Саратовскому понравилась юная цыганка, год он держал ее на подтанцовке, потом выпустил с сольным номером. Еще через год Глафира вышла замуж за молодого орденоносца, инженера-метростроевца Степана Телегина и переехала в «ажурный» дом на углу Скаковой аллеи, в котором одно время жили поэт Симонов и актриса Серова. Считай, в центре столицы, перешла Ленинградский проспект – и театр «Ромэн». Вскоре у молодоженов родилась дочь, назвали ее Рузанна, что в переводе с цыганского означает красивая девочка. Девочка и в самом деле была красива: кудрявая, светловолосая, с черными глазами и бровями.

Ей было три года, когда при странных обстоятельствах погиб ее отец – его нашли в котловане с разбитой головой. Инженер Телегин был человеком известным, расследованием занималась бригада с Лубянки, арестовали двух рабочих, потом подтвердилась версия – несчастный случай.

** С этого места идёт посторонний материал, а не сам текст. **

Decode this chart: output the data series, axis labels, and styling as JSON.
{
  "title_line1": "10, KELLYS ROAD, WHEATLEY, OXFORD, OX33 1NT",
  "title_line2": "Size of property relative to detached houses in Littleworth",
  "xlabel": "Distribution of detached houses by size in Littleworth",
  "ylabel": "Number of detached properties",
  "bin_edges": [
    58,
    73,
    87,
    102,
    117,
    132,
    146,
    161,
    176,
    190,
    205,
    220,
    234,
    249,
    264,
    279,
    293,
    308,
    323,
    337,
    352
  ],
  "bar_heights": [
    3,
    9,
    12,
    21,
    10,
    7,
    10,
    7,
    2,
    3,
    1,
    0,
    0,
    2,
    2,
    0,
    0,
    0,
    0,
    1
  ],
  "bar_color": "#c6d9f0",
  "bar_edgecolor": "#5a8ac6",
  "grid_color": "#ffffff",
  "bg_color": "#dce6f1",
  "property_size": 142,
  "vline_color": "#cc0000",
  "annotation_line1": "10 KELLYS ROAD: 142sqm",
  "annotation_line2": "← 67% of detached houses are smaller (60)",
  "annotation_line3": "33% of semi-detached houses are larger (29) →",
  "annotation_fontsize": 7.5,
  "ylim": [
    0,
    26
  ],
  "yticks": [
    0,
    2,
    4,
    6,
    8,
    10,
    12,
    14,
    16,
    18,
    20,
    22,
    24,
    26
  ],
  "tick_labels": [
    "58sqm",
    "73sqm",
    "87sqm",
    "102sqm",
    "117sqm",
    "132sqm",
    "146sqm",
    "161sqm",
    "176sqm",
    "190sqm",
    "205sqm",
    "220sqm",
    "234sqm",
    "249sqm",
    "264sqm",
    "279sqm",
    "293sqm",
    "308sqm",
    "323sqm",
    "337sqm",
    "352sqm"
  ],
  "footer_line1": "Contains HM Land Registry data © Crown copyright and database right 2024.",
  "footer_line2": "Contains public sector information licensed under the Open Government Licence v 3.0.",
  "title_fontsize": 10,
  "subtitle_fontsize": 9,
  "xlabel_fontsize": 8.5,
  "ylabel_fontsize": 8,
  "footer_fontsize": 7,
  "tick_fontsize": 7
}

Глафира была постоянно занята в театре: спектакли, гастроли, съемки в кино, присматривать за девочкой она уговорила подругу, одинокую актрису из вспомогательного состава театра. Так в доме появилась Тамилла. Она и занималась воспитанием девочки. Когда Рузанне исполнилось шесть лет, мать пригласила учительницу музыки, у Глафиры не было сомнения, что дочь пойдет по ее стопам, но выяснилось, что у девочки нет музыкального слуха. Искусство цыганской песни и танца передавалось из поколения в поколение, в театре складывались династии артистов, нередко на сцену выходили семьями. Рузанна не пела, не танцевала, капризничала, когда мать брала ее с собой в театр, ей там было скучно, и Глафира охладела к дочери.

Однажды мать Рузанны пропала. Ходил слух, что она ездила в табор вымаливать прощение у родителей и не вернулась. Тетя Тамилла рассказывала, что мать видели на Казанском вокзале в толпе цыган, будто бы собиралась она с ними ехать в Среднюю Азию. Ходил и другой слух: Глафиру убили, цыгане не прощают измены. Постепенно образ матери поблек, размылся, и когда Рузанна вспоминала детство, видела рядом тетю Тамиллу. Навсегда запомнился один июльский день. Жарко, на тротуарах рыхлый серый пух – цветут тополя, Рузанна с тетей идут к ипподрому, он неподалеку, на трибунах еще пусто, служители выгуливают лошадей, над зеленым газоном мелькают бабочки. Небо ясное, покой, но покой кажущийся, через полчаса ипподром взорвется криками игроков и болельщиков, а по беговым дорожкам понесутся всадники на лошадях дивной красоты, и Рузанна замрет от восторга – в ней проснется зов цыганской крови. Как-то тетя Тамилла сказала: «Люди хуже лошадей»…

Тетка была немногим старше матери, но темные, вдовьи одежды старили ее. Родом она была из молдавского села, еще до войны, ребенком, попала в табор, колесила с цыганами по Украине, чудом уцелела в войну, ее прибило к фронтовой бригаде артистов. У девушки-подростка оказались превосходные данные – пела, танцевала. В сорок четвертом вышла замуж за артиста Вахтанговского театра, оказалась в Москве. Во время очередных фронтовых гастролей полуторку, в которой ехали артисты, обстрелял немецкий самолет, муж погиб, друзья помогли ей устроиться в труппу театра «Ромэн». Вскоре ее постигло еще одно несчастье: после перенесенного гриппа она потеряла голос.

Родители оставили Рузанне сбережения, но грянули денежные реформы, деньги превратились в бумажки, жить стало трудно. Тамилла работала дворником, убирала квартиры – в «ажурном» доме жили состоятельные жильцы, помогали и артисты театра «Ромэн».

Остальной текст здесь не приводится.